Russian President Vladimir Putin has recently paid his first visit to Turkey since relations between the two countries fell to their nadir in November 2015.
Russian President Vladimir Putin (L) shakes hands with his Turkish counterpart, Recep Tayyip Erdoğan, during their meeting in Istanbul, Turkey on October 10, 2016. (Credit: Presidential Palace/Handout via REUTERS)
Following up on a meeting between the two nations’ leaders in St. Petersburg in August, President Putin’s visit aimed to mend relations between Moscow and Ankara and reached the “Turkish Stream” agreement to expand economic cooperation between the two sides.
Receiving the Russian President at an ancient Ottoman villa in Istanbul, Turkish President Erdoğan declared that the two leaders would hold a day-long discussion on energy agreements, trade relations, tourism, defence cooperation and the Syrian conflict.
The Turkish leader expressed his belief that the normalisation of bilateral relations would be further accelerated.
The head of the Kremlin also announced a decision by Moscow to lifting its ban on certain food imports from Turkey, which was imposed after the Turkish military shot down a Russian aircraft on the Syrian border in November last year.
In the context of the two countries hopes to increase the volume of bilateral trade to US$100 billion, the agreement to resume the construction of the Akkuyu Nuclear Power Plant on the shores of the Mediterranean, as well as the acceleration of negotiations on a free trade agreement to be signed by the end of 2017, is a breakthrough turning a new page in bilateral relations.
One important result of the visit by President Putin was the signing of an intergovernmental agreement on the “Turkish Stream” project.
With two branches of gas pipeline running through the bottom of the Black Sea to be built with a capacity of over 15 billion m3 per branch, the project is expected to bring benefits to both sides.
Turkey has the opportunity to receive gas supplies from Russia at lower prices while Moscow can strengthen its position in the European gas market, then decrease dependence on gas supplies through Ukraine—the main route taking Russian energy to Europe.
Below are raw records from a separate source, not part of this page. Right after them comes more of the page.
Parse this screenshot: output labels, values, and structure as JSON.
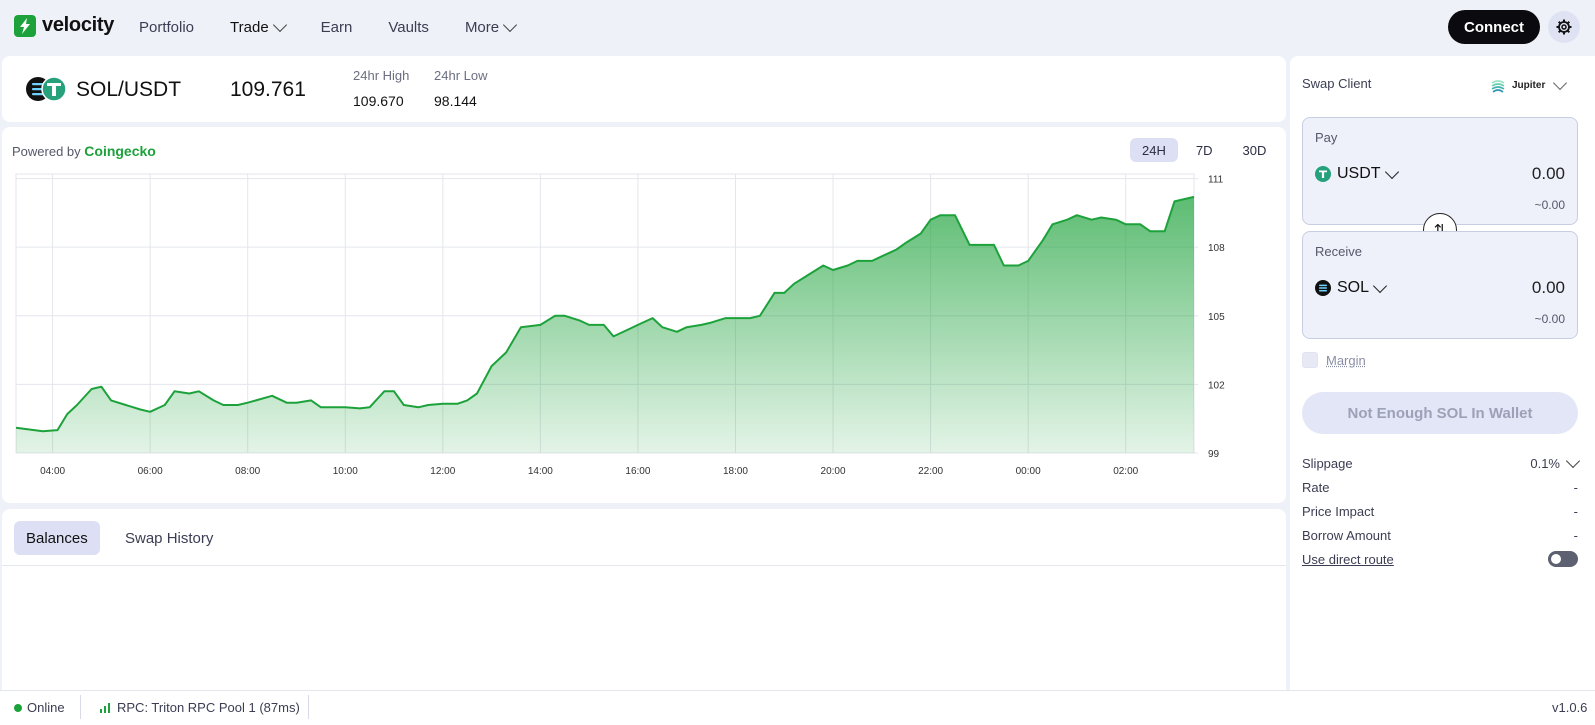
{
  "nav": {
    "brand": "velocity",
    "items": [
      {
        "label": "Portfolio",
        "dropdown": false
      },
      {
        "label": "Trade",
        "dropdown": true
      },
      {
        "label": "Earn",
        "dropdown": false
      },
      {
        "label": "Vaults",
        "dropdown": false
      },
      {
        "label": "More",
        "dropdown": true
      }
    ],
    "connect_label": "Connect"
  },
  "pair": {
    "name": "SOL/USDT",
    "price": "109.761",
    "high_label": "24hr High",
    "high_value": "109.670",
    "low_label": "24hr Low",
    "low_value": "98.144"
  },
  "chart_header": {
    "powered_prefix": "Powered by",
    "powered_brand": "Coingecko",
    "ranges": [
      "24H",
      "7D",
      "30D"
    ],
    "active_range": "24H"
  },
  "chart_data": {
    "type": "area",
    "x_ticks": [
      "04:00",
      "06:00",
      "08:00",
      "10:00",
      "12:00",
      "14:00",
      "16:00",
      "18:00",
      "20:00",
      "22:00",
      "00:00",
      "02:00"
    ],
    "y_ticks": [
      111,
      108,
      105,
      102,
      99
    ],
    "ylim": [
      99,
      111.2
    ],
    "xlim": [
      3.25,
      27.4
    ],
    "grid": true,
    "color": "#1da23b",
    "x": [
      3.25,
      3.8,
      4.1,
      4.3,
      4.5,
      4.8,
      5.0,
      5.2,
      5.5,
      5.8,
      6.0,
      6.3,
      6.5,
      6.8,
      7.0,
      7.3,
      7.5,
      7.8,
      8.0,
      8.5,
      8.8,
      9.0,
      9.3,
      9.5,
      9.8,
      10.0,
      10.3,
      10.5,
      10.8,
      11.0,
      11.2,
      11.5,
      11.7,
      12.0,
      12.3,
      12.5,
      12.7,
      13.0,
      13.3,
      13.6,
      14.0,
      14.3,
      14.5,
      14.8,
      15.0,
      15.3,
      15.5,
      15.8,
      16.0,
      16.3,
      16.5,
      16.8,
      17.0,
      17.3,
      17.5,
      17.8,
      18.0,
      18.3,
      18.5,
      18.8,
      19.0,
      19.2,
      19.5,
      19.8,
      20.0,
      20.3,
      20.5,
      20.8,
      21.0,
      21.3,
      21.5,
      21.8,
      22.0,
      22.2,
      22.5,
      22.8,
      23.0,
      23.3,
      23.5,
      23.8,
      24.0,
      24.3,
      24.5,
      24.8,
      25.0,
      25.3,
      25.5,
      25.8,
      26.0,
      26.3,
      26.5,
      26.8,
      27.0,
      27.4
    ],
    "y": [
      100.1,
      99.95,
      100.0,
      100.7,
      101.1,
      101.8,
      101.9,
      101.3,
      101.1,
      100.9,
      100.8,
      101.1,
      101.7,
      101.6,
      101.7,
      101.3,
      101.1,
      101.1,
      101.2,
      101.5,
      101.2,
      101.2,
      101.3,
      101.0,
      101.0,
      101.0,
      100.95,
      101.0,
      101.7,
      101.7,
      101.1,
      101.0,
      101.1,
      101.15,
      101.15,
      101.3,
      101.6,
      102.8,
      103.4,
      104.5,
      104.6,
      105.0,
      105.0,
      104.8,
      104.6,
      104.6,
      104.1,
      104.4,
      104.6,
      104.9,
      104.5,
      104.3,
      104.5,
      104.6,
      104.7,
      104.9,
      104.9,
      104.9,
      105.0,
      106.0,
      106.0,
      106.4,
      106.8,
      107.2,
      107.0,
      107.2,
      107.4,
      107.4,
      107.6,
      107.9,
      108.2,
      108.6,
      109.2,
      109.4,
      109.4,
      108.1,
      108.1,
      108.1,
      107.2,
      107.2,
      107.4,
      108.3,
      109.0,
      109.2,
      109.4,
      109.2,
      109.3,
      109.2,
      109.0,
      109.0,
      108.7,
      108.7,
      110.0,
      110.2
    ]
  },
  "bottom_tabs": {
    "items": [
      "Balances",
      "Swap History"
    ],
    "active": "Balances"
  },
  "swap": {
    "client_label": "Swap Client",
    "client_value": "Jupiter",
    "pay": {
      "label": "Pay",
      "token": "USDT",
      "amount": "0.00",
      "usd": "~0.00"
    },
    "receive": {
      "label": "Receive",
      "token": "SOL",
      "amount": "0.00",
      "usd": "~0.00"
    },
    "margin_label": "Margin",
    "submit_label": "Not Enough SOL In Wallet",
    "details": [
      {
        "label": "Slippage",
        "value": "0.1%"
      },
      {
        "label": "Rate",
        "value": "-"
      },
      {
        "label": "Price Impact",
        "value": "-"
      },
      {
        "label": "Borrow Amount",
        "value": "-"
      }
    ],
    "direct_route_label": "Use direct route"
  },
  "status": {
    "online": "Online",
    "rpc": "RPC: Triton RPC Pool 1 (87ms)",
    "version": "v1.0.6"
  },
  "colors": {
    "accent": "#1da23b",
    "usdt": "#26a17b",
    "dark": "#0b0b0f"
  }
}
The relationship between Russia and Turkey, a NATO member, is warm again at a time when both countries are facing economic difficulties and tensions with the West.
The dramatic shift in relations between Russia and Turkey not only brings economic benefits to both sides, but also affects the dynamics of the region.
Although it is a member of NATO, Turkey is going through a challenging phase in its relations with the US. Washington is “on the gridiron” witnessing its NATO ally taking bold steps in improving relations with Russia.
President Erdoğan has suffered from Western criticism, as he “bypassed” the US when Ankara declared its willingness to cooperate with Moscow on defence.
Remarkably, after the latest meeting in Istanbul, diplomats revealed that Turkey could consider Russia’s proposal on the development of a missile defence system.
This information shocked both NATO and the EU.
According to analysts, if Turkey chooses to build missile defence systems (including space defence) revolving around Russia’s S-300VM, the implications are enormous, across all sectors, for both the US and NATO.
Russia–Turkey relations are improving, as the two countries have taken several steps to rapidly promote ties since the Turkish president officially sent a letter of apology to his Russian counterpart on the shooting down of the Russian plane.
The 180-degree turn in the Russia–Turkey relationship on the Syrian issue has given the US cause for concern.
Despite backing opposite sides in the Syrian conflict, Ankara and Moscow have suddenly shaken hands while conflict has sprung up between Turkey and the US over the Kurdish issue.
The disagreement between Ankara and Washington pushed the Syrian situation in favour of Russia.
Turkey’s announcement of a partnership with Russia poured cold water on its relationship with the US. Analysts do not exclude the possibility that Russia is taking steps to restore its influence in the region.
Amidst tense relations between Russia and the US and the risk of a new “Cold War,” the thaw in ties between Russia and Turkey also affects regional geopolitics.
That Turkey is taking steps to improve bilateral relations with Russia amid a serious rift with its allies in NATO, as well as accepting the suspension of its “EU dream,” shows that Moscow is gaining advancing in its plan to expand its influence in the area between the two banks of the Eurasian continent./.